Alien: Covenant | Ridley Scott | 2017 | USA | 2h 2min | Horror | Sci-Fi | Thriller
I hated Covenant so much.
It’s ugly and uninspired. It has some interesting things to say about creation - artistic, biological, spiritual, robotic - most of them irredeemably lost in the chaos. It does have a shot of Michael Fassbender kissing Michael Fassbender, which is hard to adjectivize. There are also many answers to mysteries no one wanted resolved, like how the xenomorphs came to be, answers that add confusion where there was none. There’s no beauty or poetry in the aesthetic, in the designs, in the pace, in the mood, in anything. A videogame came out a few years ago, Alien: Isolation, that does nearly everything better, although I’ll grant Covenant at least tries to sketch out new themes for the franchise, which the videogame doesn’t quite do. But maybe it’s the better for it. The videogame understands how fictional technology works, in that it’s fictional. It doesn’t matter that Alien’s distant future of ubiquitous CRT monitors is now hopelessly dated. We can accept it all as part of this world.

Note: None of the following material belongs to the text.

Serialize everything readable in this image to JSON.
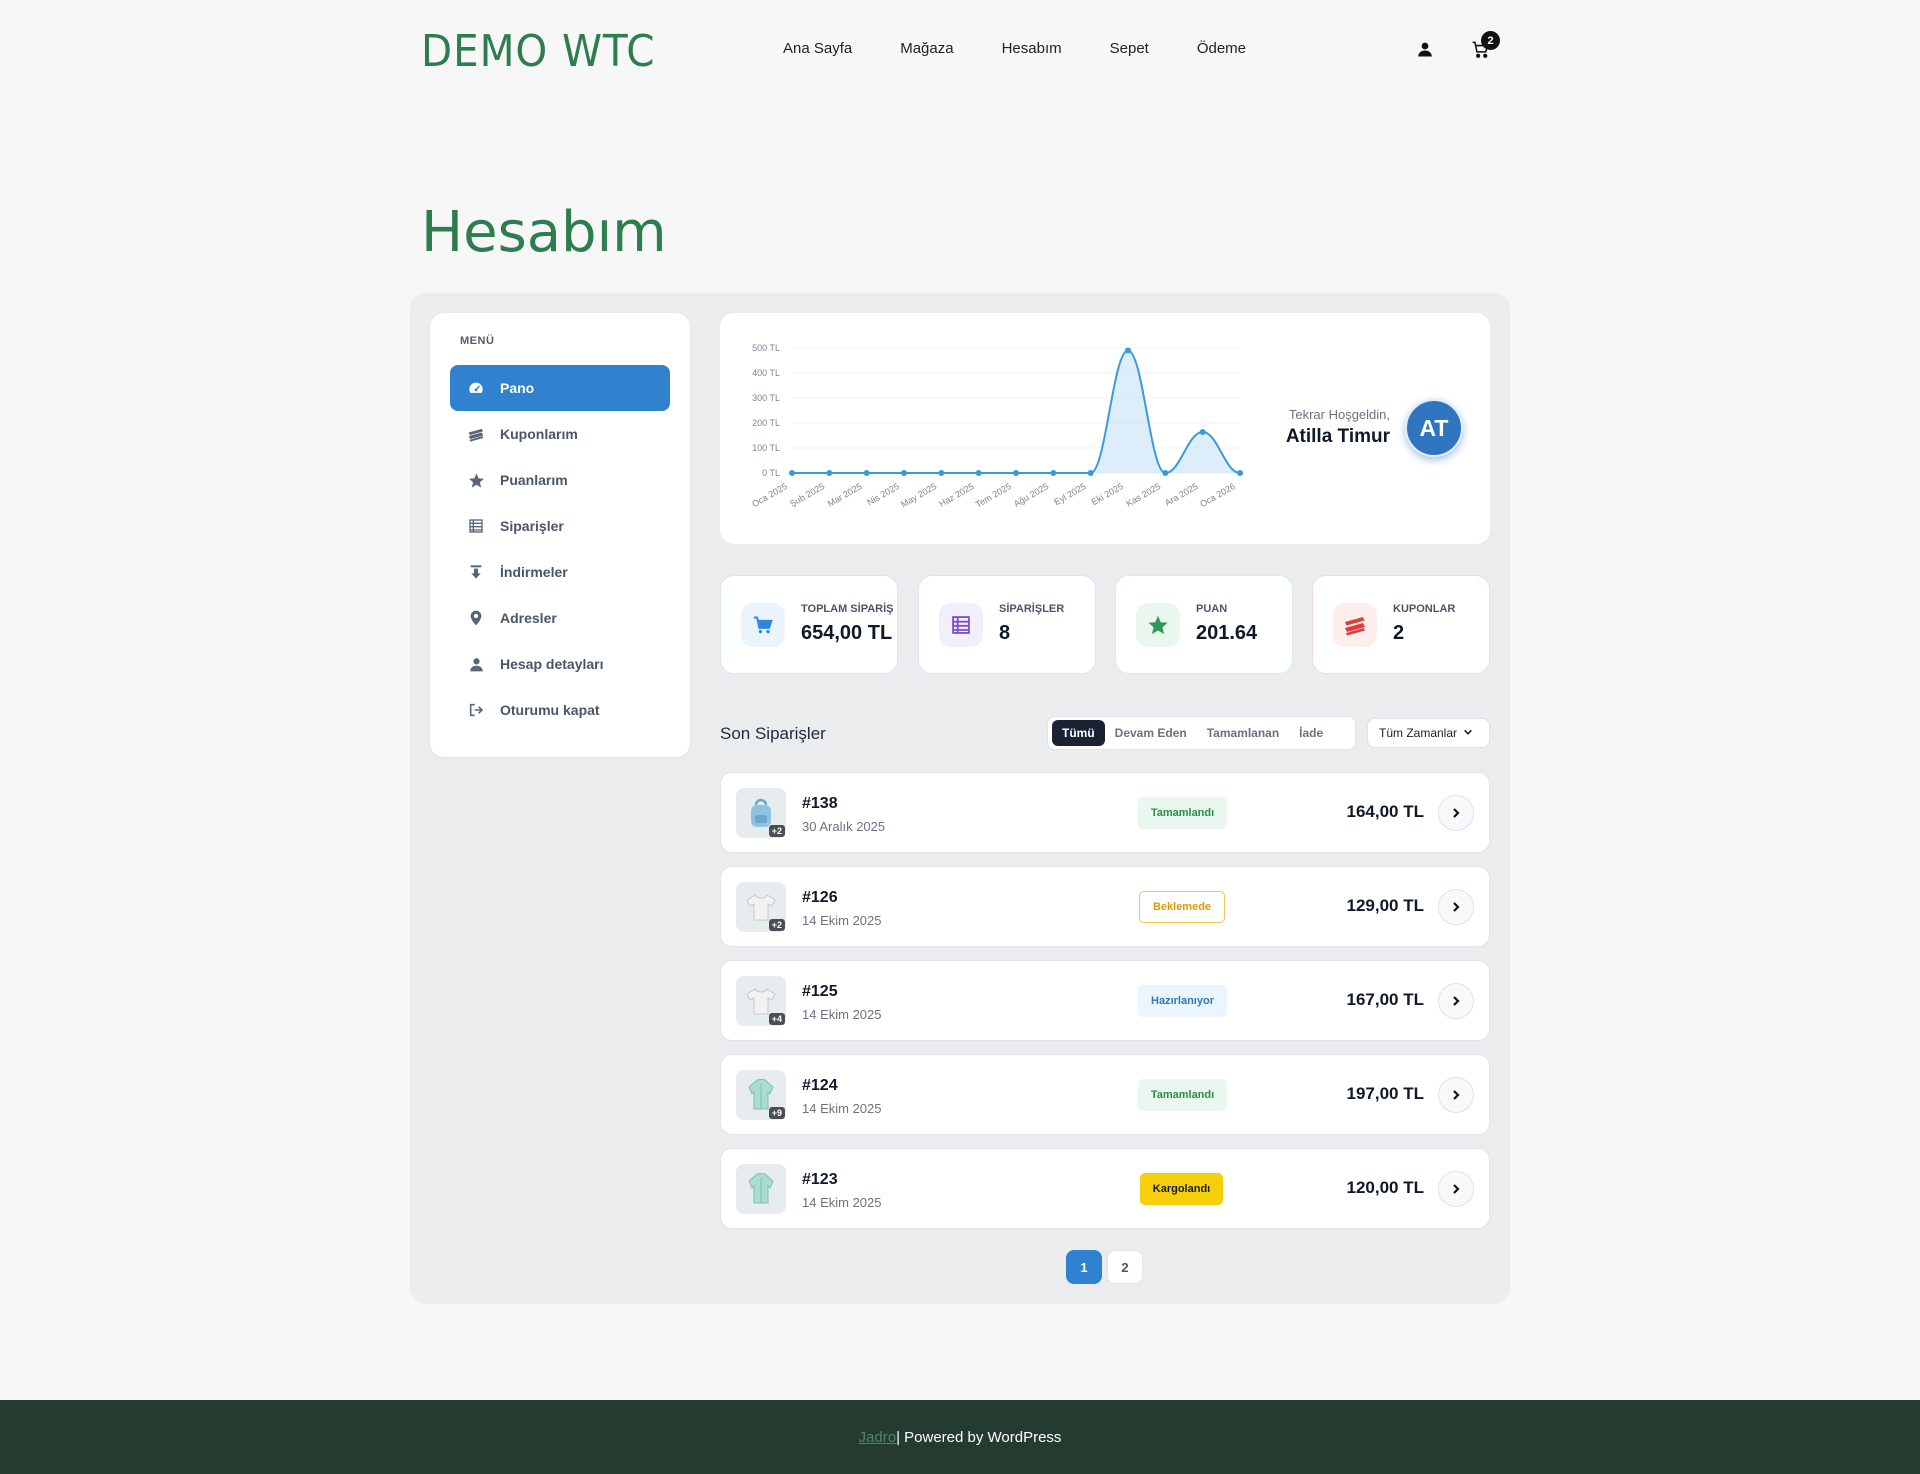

Because it’s fiction. The game gets it and goes out of its way to replicate, in fastidious detail, the designs of the original 1979 film. This new movie, instead, adds lots of touchscreens and holographic displays, so that even though the story of Covenant happens before the events of Alien, the technology is somehow far more advanced (more so, even, than in Resurrection, set 300 years later). Perhaps there’s some in-universe explanation for all this, but I’m sure it’s terrible. Just like all the plotting here, all terrible. A tangle of mythology and backstory and disposable characters. Again, there are some promising ideas in the script, but it’s all rhetorical. It’s in the dialogues and some of the situations, not in the audiovisual texture of the film. The original Alien didn’t have characters ruminating about sheer otherness and primeval darkness and despair. It just showed us these things, made us feel them. This one should’ve made us giddy and wildly afraid about the creative and destructive properties of creation, but there’s certainly none of that.
Logan bowled me over with how good it was.
I recently discovered Black Mirror (2011) and it’s a great series about the darker sides of modern and future technology. The second episode, “Fifteen Million Merits”, was fantastic.
Saw The Tribe recently, very good and entirely recommended. It has a kind of real life horror that I really enjoy.